Intervention de Claude Lise

Réunion du 5 avril 2005 à 16h00
Eau et milieux aquatiques — Suite de la discussion d'un projet de loi

Photo de Claude LiseClaude Lise :

C'est également le cas en matière d'assainissement. C'est plus encore le cas en matière de pollution des sols, des rivières et des eaux littorales. Dans ce domaine, la situation a atteint une telle gravité, notamment aux Antilles, que l'Assemblée nationale a récemment créé une mission d'information. Celle-ci doit chercher à établir les conditions dans lesquelles ont pu être utilisés de façon intensive, dans l'agriculture, différents pesticides dangereux, notamment le chlordécone. Elle doit évidemment évaluer les conséquences qui en résultent.

Face à l'ampleur et à l'aggravation croissante de ces problèmes, force est de constater qu'il y a eu carence de l'Etat en matière de financement d'équipement, d'où les retards pris dans la réalisation d'un certain nombre d'entre eux, ou encore en matière d'application de textes législatifs et réglementaires, dont certains auraient pu, à l'instar de ce qui s'est passé dans l'Hexagone, avoir quelques effets positifs.

Il faut savoir, par exemple, que la loi du 16 décembre 1964 n'a, pendant longtemps, pas connu d'application dans les départements d'outre-mer et qu'il a fallu attendre la loi du 3 janvier 1992 pour que ceux-ci se voient habilités à créer des comités de bassin.

Toutefois, la carence la plus grave, qu'il importe de dénoncer, est l'absence de prise en compte réelle des spécificités des DOM en matière d'eau et de milieux aquatiques.

Comment ne pas comprendre qu'une île n'est pas un morceau de continent ? Comment ignorer, en milieu tropical, le régime particulier des eaux ? Comment ne pas tenir compte des risques naturels auxquels sont soumis certains bassins hydrographiques ? Comment ne pas prendre en considération ce qui est connu, tant aux Antilles qu'à la Réunion, sous le nom de « ravines », ces dépressions allongées et profondes, creusées par l'écoulement des torrents, et qui entraînent, en période de pluies, des crues parfois redoutables ? Je pourrais continuer l'énumération...

Le seul instrument spécifique en matière de politique de l'eau dans les DOM a été créé par la loi d'orientation de décembre 2000, à partir d'une proposition que j'avais faite dans un rapport co-rédigé avec le député réunionnais Michel Tamaya : il s'agit de l'office départemental de l'eau.
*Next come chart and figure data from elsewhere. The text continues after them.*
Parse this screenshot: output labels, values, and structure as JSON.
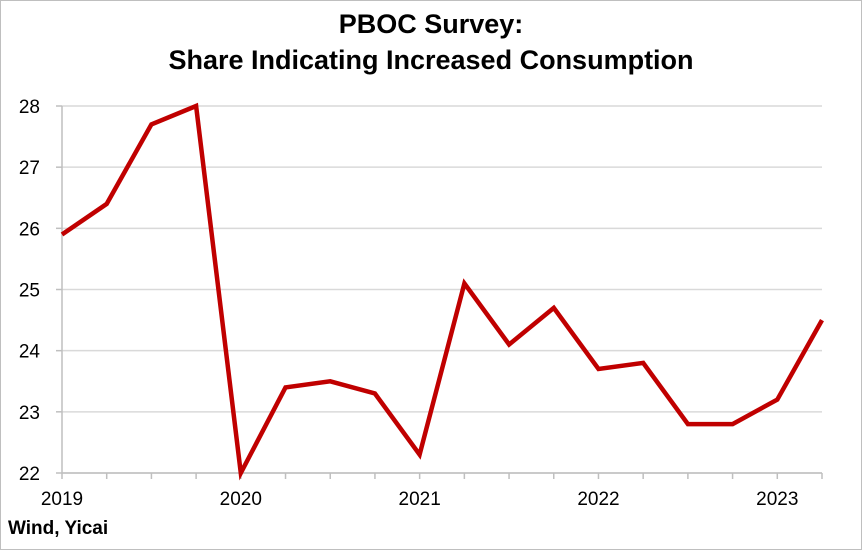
{
  "chart_data": {
    "type": "line",
    "title": [
      "PBOC Survey:",
      "Share Indicating Increased Consumption"
    ],
    "x": [
      "2019-Q1",
      "2019-Q2",
      "2019-Q3",
      "2019-Q4",
      "2020-Q1",
      "2020-Q2",
      "2020-Q3",
      "2020-Q4",
      "2021-Q1",
      "2021-Q2",
      "2021-Q3",
      "2021-Q4",
      "2022-Q1",
      "2022-Q2",
      "2022-Q3",
      "2022-Q4",
      "2023-Q1",
      "2023-Q2"
    ],
    "x_tick_labels": [
      {
        "label": "2019",
        "at": "2019-Q1"
      },
      {
        "label": "2020",
        "at": "2020-Q1"
      },
      {
        "label": "2021",
        "at": "2021-Q1"
      },
      {
        "label": "2022",
        "at": "2022-Q1"
      },
      {
        "label": "2023",
        "at": "2023-Q1"
      }
    ],
    "series": [
      {
        "values": [
          25.9,
          26.4,
          27.7,
          28.0,
          22.0,
          23.4,
          23.5,
          23.3,
          22.3,
          25.1,
          24.1,
          24.7,
          23.7,
          23.8,
          22.8,
          22.8,
          23.2,
          24.5
        ],
        "color": "#c00000"
      }
    ],
    "ylim": [
      22,
      28
    ],
    "y_ticks": [
      22,
      23,
      24,
      25,
      26,
      27,
      28
    ],
    "grid": "horizontal",
    "xlabel": "",
    "ylabel": ""
  },
  "source": "Wind, Yicai"
}
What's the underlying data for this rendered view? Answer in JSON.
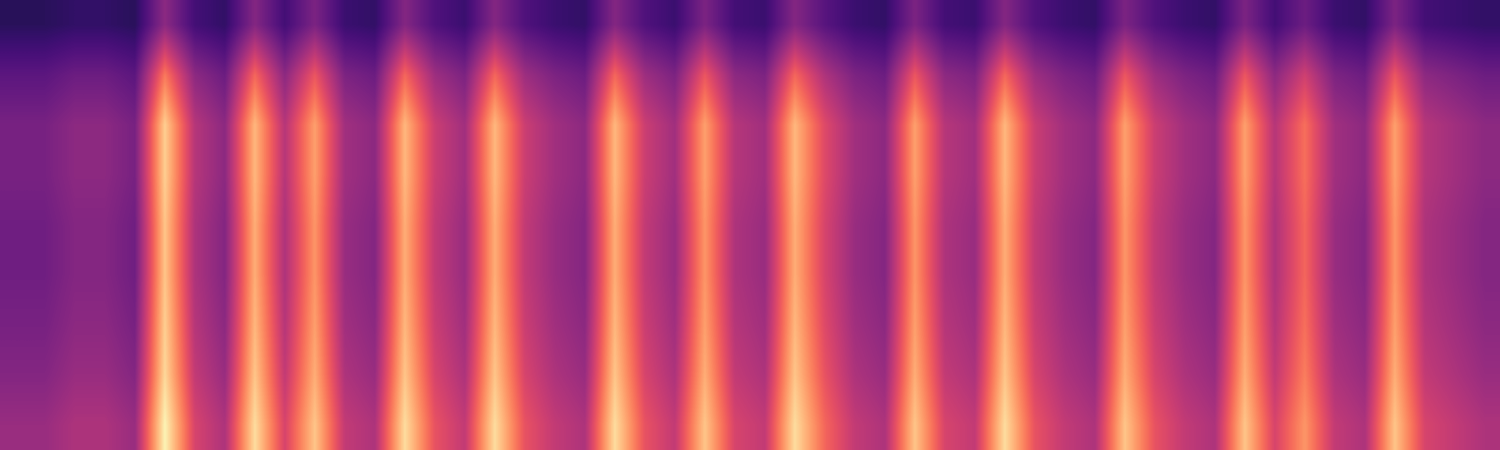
{
  "chart_data": {
    "type": "heatmap",
    "tick_labels": false,
    "color_range": [
      0,
      1
    ],
    "cells": [
      [
        0.16,
        0.16,
        0.18,
        0.18,
        0.16,
        0.4,
        0.22,
        0.18,
        0.38,
        0.22,
        0.36,
        0.2,
        0.18,
        0.38,
        0.25,
        0.2,
        0.38,
        0.25,
        0.2,
        0.18,
        0.38,
        0.25,
        0.2,
        0.36,
        0.22,
        0.2,
        0.38,
        0.27,
        0.2,
        0.18,
        0.36,
        0.22,
        0.2,
        0.38,
        0.25,
        0.2,
        0.18,
        0.36,
        0.25,
        0.2,
        0.18,
        0.36,
        0.22,
        0.32,
        0.2,
        0.18,
        0.36,
        0.22,
        0.2,
        0.18
      ],
      [
        0.28,
        0.28,
        0.32,
        0.32,
        0.28,
        0.72,
        0.4,
        0.32,
        0.68,
        0.4,
        0.64,
        0.36,
        0.32,
        0.68,
        0.44,
        0.36,
        0.68,
        0.44,
        0.36,
        0.32,
        0.68,
        0.44,
        0.36,
        0.64,
        0.4,
        0.36,
        0.68,
        0.48,
        0.36,
        0.32,
        0.64,
        0.4,
        0.36,
        0.68,
        0.44,
        0.36,
        0.32,
        0.64,
        0.44,
        0.36,
        0.32,
        0.64,
        0.4,
        0.56,
        0.36,
        0.32,
        0.64,
        0.4,
        0.36,
        0.32
      ],
      [
        0.35,
        0.35,
        0.4,
        0.4,
        0.35,
        0.9,
        0.5,
        0.4,
        0.85,
        0.5,
        0.8,
        0.45,
        0.4,
        0.85,
        0.55,
        0.45,
        0.85,
        0.55,
        0.45,
        0.4,
        0.85,
        0.55,
        0.45,
        0.8,
        0.5,
        0.45,
        0.85,
        0.6,
        0.45,
        0.4,
        0.8,
        0.5,
        0.45,
        0.85,
        0.55,
        0.45,
        0.4,
        0.8,
        0.55,
        0.45,
        0.4,
        0.8,
        0.5,
        0.7,
        0.45,
        0.4,
        0.8,
        0.5,
        0.45,
        0.4
      ],
      [
        0.35,
        0.35,
        0.4,
        0.4,
        0.35,
        0.9,
        0.5,
        0.4,
        0.85,
        0.5,
        0.8,
        0.45,
        0.4,
        0.85,
        0.55,
        0.45,
        0.85,
        0.55,
        0.45,
        0.4,
        0.85,
        0.55,
        0.45,
        0.8,
        0.5,
        0.45,
        0.85,
        0.6,
        0.45,
        0.4,
        0.8,
        0.5,
        0.45,
        0.85,
        0.55,
        0.45,
        0.4,
        0.8,
        0.55,
        0.45,
        0.4,
        0.8,
        0.5,
        0.7,
        0.45,
        0.4,
        0.8,
        0.5,
        0.45,
        0.4
      ],
      [
        0.33,
        0.33,
        0.38,
        0.38,
        0.33,
        0.88,
        0.48,
        0.38,
        0.83,
        0.48,
        0.78,
        0.43,
        0.38,
        0.83,
        0.53,
        0.43,
        0.83,
        0.53,
        0.43,
        0.38,
        0.83,
        0.53,
        0.43,
        0.78,
        0.48,
        0.43,
        0.83,
        0.58,
        0.43,
        0.38,
        0.78,
        0.48,
        0.43,
        0.83,
        0.53,
        0.43,
        0.38,
        0.78,
        0.53,
        0.43,
        0.38,
        0.78,
        0.48,
        0.68,
        0.43,
        0.38,
        0.78,
        0.48,
        0.43,
        0.38
      ],
      [
        0.33,
        0.33,
        0.38,
        0.38,
        0.33,
        0.88,
        0.48,
        0.38,
        0.83,
        0.48,
        0.78,
        0.43,
        0.38,
        0.83,
        0.53,
        0.43,
        0.83,
        0.53,
        0.43,
        0.38,
        0.83,
        0.53,
        0.43,
        0.78,
        0.48,
        0.43,
        0.83,
        0.58,
        0.43,
        0.38,
        0.78,
        0.48,
        0.43,
        0.83,
        0.53,
        0.43,
        0.38,
        0.78,
        0.53,
        0.43,
        0.38,
        0.78,
        0.48,
        0.68,
        0.43,
        0.38,
        0.78,
        0.48,
        0.43,
        0.38
      ],
      [
        0.35,
        0.35,
        0.4,
        0.4,
        0.35,
        0.9,
        0.5,
        0.4,
        0.85,
        0.5,
        0.8,
        0.45,
        0.4,
        0.85,
        0.55,
        0.45,
        0.85,
        0.55,
        0.45,
        0.4,
        0.85,
        0.55,
        0.45,
        0.8,
        0.5,
        0.45,
        0.85,
        0.6,
        0.45,
        0.4,
        0.8,
        0.5,
        0.45,
        0.85,
        0.55,
        0.45,
        0.4,
        0.8,
        0.55,
        0.45,
        0.4,
        0.8,
        0.5,
        0.7,
        0.45,
        0.4,
        0.8,
        0.5,
        0.45,
        0.4
      ],
      [
        0.38,
        0.38,
        0.43,
        0.43,
        0.38,
        0.92,
        0.53,
        0.43,
        0.88,
        0.53,
        0.83,
        0.48,
        0.43,
        0.88,
        0.58,
        0.48,
        0.88,
        0.58,
        0.48,
        0.43,
        0.88,
        0.58,
        0.48,
        0.83,
        0.53,
        0.48,
        0.88,
        0.63,
        0.48,
        0.43,
        0.83,
        0.53,
        0.48,
        0.88,
        0.58,
        0.48,
        0.43,
        0.83,
        0.58,
        0.48,
        0.43,
        0.83,
        0.53,
        0.73,
        0.48,
        0.43,
        0.83,
        0.53,
        0.48,
        0.43
      ],
      [
        0.43,
        0.43,
        0.48,
        0.48,
        0.43,
        0.98,
        0.58,
        0.48,
        0.93,
        0.58,
        0.88,
        0.53,
        0.48,
        0.93,
        0.63,
        0.53,
        0.93,
        0.63,
        0.53,
        0.48,
        0.93,
        0.63,
        0.53,
        0.88,
        0.58,
        0.53,
        0.93,
        0.68,
        0.53,
        0.48,
        0.88,
        0.58,
        0.53,
        0.93,
        0.63,
        0.53,
        0.48,
        0.88,
        0.63,
        0.53,
        0.48,
        0.88,
        0.58,
        0.78,
        0.53,
        0.48,
        0.88,
        0.58,
        0.53,
        0.48
      ]
    ]
  }
}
Or ce dernier voit ses possibilités d'action, notamment la mise en oeuvre du SDAGE, entravées par la modicité des moyens qui lui sont alloués.

L'actuel projet de loi aurait pu contribuer à palier toutes ces carences et à ouvrir, enfin, la voie à une politique de l'eau ambitieuse pour les DOM, à la mesure des problèmes qui s'y posent, et, ne l'oublions pas, des objectifs fixés par l'Union européenne. Malheureusement, ce n'est pas le cas !

Bien sûr, ce texte comporte quelques avancées. Toutefois, elles sont loin d'être suffisantes. Les élus du conseil général de la Martinique ne s'y sont pas trompés puisqu'ils ont donné, il y a quelques jours, à l'unanimité, toutes tendances confondues, un avis négatif sur le texte, tel qu'il se présente en tout cas actuellement.

Monsieur le ministre, je veux cependant espérer que vous accepterez de prendre en considération les propositions constructives d'amélioration qui vous seront présentées au cours des débats.

Pour ma part, je défendrai quelques amendements qui traitent de points fondamentaux pour les départements d'outre-mer, et tout particulièrement pour celui que je représente : la Martinique. Ils concernent, notamment, le problème des ravines - elles doivent absolument faire l'objet d'un classement dans le domaine public fluvial -, les conditions d'une péréquation équitable, les ressources des offices de l'eau et la possibilité pour ces offices, situés dans les régions du monde que l'on sait, de participer à des actions de coopération internationale dont les collectivités auxquelles ils sont rattachés prennent déjà l'initiative.

Dans le domaine de l'eau, par exemple, le conseil général que je préside mène déjà des actions de coopération internationale importante ; il serait dommage que je ne puisse impliquer, dans ces opérations, l'office de l'eau dont je suis président de droit.

En conclusion, je ne peux me résigner à penser que, une fois de plus, on ne saisisse pas l'occasion de changer le cours des choses et de créer les conditions de mise en oeuvre d'une politique de l'eau en rapport avec la gravité de la situation que l'on connaît dans les départements d'outre-mer et à la hauteur des besoins et des attentes de ceux qui y vivent.